Os momentos em que estamos trabalhando, caminhando, conversando ou nos divertindo não são momentos para procurarmos o pensamento único. Quem procurar o pensamento único em tais situações irá se acidentar, poderá tropeçar, cair, ser atropelado, ferir-se, bater a cabeça ou cortar-se. Os momentos adequados para buscarmos o pensamento único são aqueles em que estamos quietos, descansando bem posicionados, deitados ou sentados, e não quando estamos nas atividades diárias. Durante a atividade diária, o mais indicado é a concentração da atenção no que estamos fazendo. O concentração no que estamos fazendo é a observação de nós mesmos em atividade, é o agir conscientemente. A auto-observação é uma forma de concentração da atenção.

(1) Uso aqui a palavra "esforço" no sentido de contração e tensão. Não estou me referindo ao simples empenho em se fazer algo várias vezes ao dia ou com certa regra.
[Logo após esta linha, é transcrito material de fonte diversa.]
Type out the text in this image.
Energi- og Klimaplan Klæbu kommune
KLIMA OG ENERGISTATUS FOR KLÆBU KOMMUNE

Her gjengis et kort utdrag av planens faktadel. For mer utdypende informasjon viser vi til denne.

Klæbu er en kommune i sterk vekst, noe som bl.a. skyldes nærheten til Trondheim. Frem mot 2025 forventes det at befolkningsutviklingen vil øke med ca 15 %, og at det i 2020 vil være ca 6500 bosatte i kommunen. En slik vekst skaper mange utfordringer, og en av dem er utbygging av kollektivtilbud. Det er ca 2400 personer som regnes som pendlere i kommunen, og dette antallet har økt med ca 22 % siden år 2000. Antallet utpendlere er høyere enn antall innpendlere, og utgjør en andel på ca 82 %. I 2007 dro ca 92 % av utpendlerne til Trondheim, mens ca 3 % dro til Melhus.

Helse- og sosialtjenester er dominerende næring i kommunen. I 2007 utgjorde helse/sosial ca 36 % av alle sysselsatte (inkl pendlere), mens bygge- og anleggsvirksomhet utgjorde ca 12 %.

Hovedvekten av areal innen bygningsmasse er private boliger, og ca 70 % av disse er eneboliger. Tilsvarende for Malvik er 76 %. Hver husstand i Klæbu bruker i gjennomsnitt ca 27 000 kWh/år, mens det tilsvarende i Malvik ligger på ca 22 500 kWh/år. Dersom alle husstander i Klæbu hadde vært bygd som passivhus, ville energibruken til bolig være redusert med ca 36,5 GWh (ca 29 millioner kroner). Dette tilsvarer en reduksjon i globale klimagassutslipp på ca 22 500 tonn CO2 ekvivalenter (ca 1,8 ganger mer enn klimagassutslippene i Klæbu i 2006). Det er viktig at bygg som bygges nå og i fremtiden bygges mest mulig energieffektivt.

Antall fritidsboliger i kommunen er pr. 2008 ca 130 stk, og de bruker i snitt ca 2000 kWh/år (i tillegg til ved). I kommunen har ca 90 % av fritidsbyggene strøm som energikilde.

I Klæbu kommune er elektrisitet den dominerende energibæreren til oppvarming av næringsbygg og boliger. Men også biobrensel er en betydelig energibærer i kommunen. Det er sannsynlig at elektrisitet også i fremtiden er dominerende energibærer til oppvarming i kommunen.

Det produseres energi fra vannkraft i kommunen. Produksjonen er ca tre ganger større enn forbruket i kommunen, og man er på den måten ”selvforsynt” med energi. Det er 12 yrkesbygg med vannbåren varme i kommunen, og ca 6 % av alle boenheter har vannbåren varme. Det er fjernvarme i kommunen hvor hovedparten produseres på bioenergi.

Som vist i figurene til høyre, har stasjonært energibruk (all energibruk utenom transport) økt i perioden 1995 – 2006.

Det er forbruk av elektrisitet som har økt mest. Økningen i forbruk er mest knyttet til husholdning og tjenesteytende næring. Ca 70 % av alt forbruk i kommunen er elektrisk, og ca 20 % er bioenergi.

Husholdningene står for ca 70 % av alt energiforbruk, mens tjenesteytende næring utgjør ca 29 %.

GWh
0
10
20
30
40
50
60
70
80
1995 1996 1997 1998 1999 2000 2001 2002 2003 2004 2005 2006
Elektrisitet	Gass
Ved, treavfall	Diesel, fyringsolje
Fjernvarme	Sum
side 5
PS. Esse mesmo princípio, de ater-se ao que se está percebendo de fato e não ao que poderia ser percebido, vale para as práticas de observação dos detalhes do Ego e de observação da realidade circundante para se discernir em qual universo se está (se no mundo físico ou no mundo astral).
  

sexta-feira, 1 de junho de 2012

Concentração e compreensão


Quando nos concentramos no lakshya, não o fazemos de forma aleatória e subjetiva, mas buscando a compreensão. 

Ao pensarmos de forma atenta e profunda em algo, sem nos desviarmos, compreenderemos vários aspectos profundos daquilo, aspectos dos quais antes não nos dávamos conta, apesar de até serem óbvios. Uma compreensão crescente e mutável do objeto irá se configurando progressivamente. Seja qual for o seu lakshya, você se concentrará para aprender algo a respeito daquilo e não para cumprir uma mera formalidade. 

Múltiplos aspectos do alvo de nossa concentração penetrarão em nosso campo de consciência. Isso ocorre porque temos uma parte de nós mesmos em contato com a intimidade do objeto, sem que o saibamos. Ainda que não estejamos cientes, nosso Atman tem acesso às profundidades subatômicas, ao passado e ao futuro daquilo em que nos concentramos.

O pensamento não se dissocia da imaginação. Se não possuíssemos imaginação, não seríamos capazes de pensar. O pensamento é uma forma assumida pela imaginação, assim como a memória. "Pensar profundamente em algo" é imaginar seu funcionamento, seus processos intrínsecos, seus detalhes anatômicos, funcionais, evolutivos e involutivos, até onde for possível, até onde alcancemos e sejamos capazes. A imaginação é o meio através do qual compreenderemos o que nos interessa. 

O ideal é que a imaginação consciente nos arrebate, nos arraste completamente, para viajarmos em estado de lucidez. Nesse ínterim, o corpo físico deverá ser esquecido e adormecerá. As coisas do mundo também deverão ser esquecidas. Concentrar-se é dissociar-se de tudo o que não seja o lakshya.  Concentração é esquecimento e desligamento, é entrega (consciente).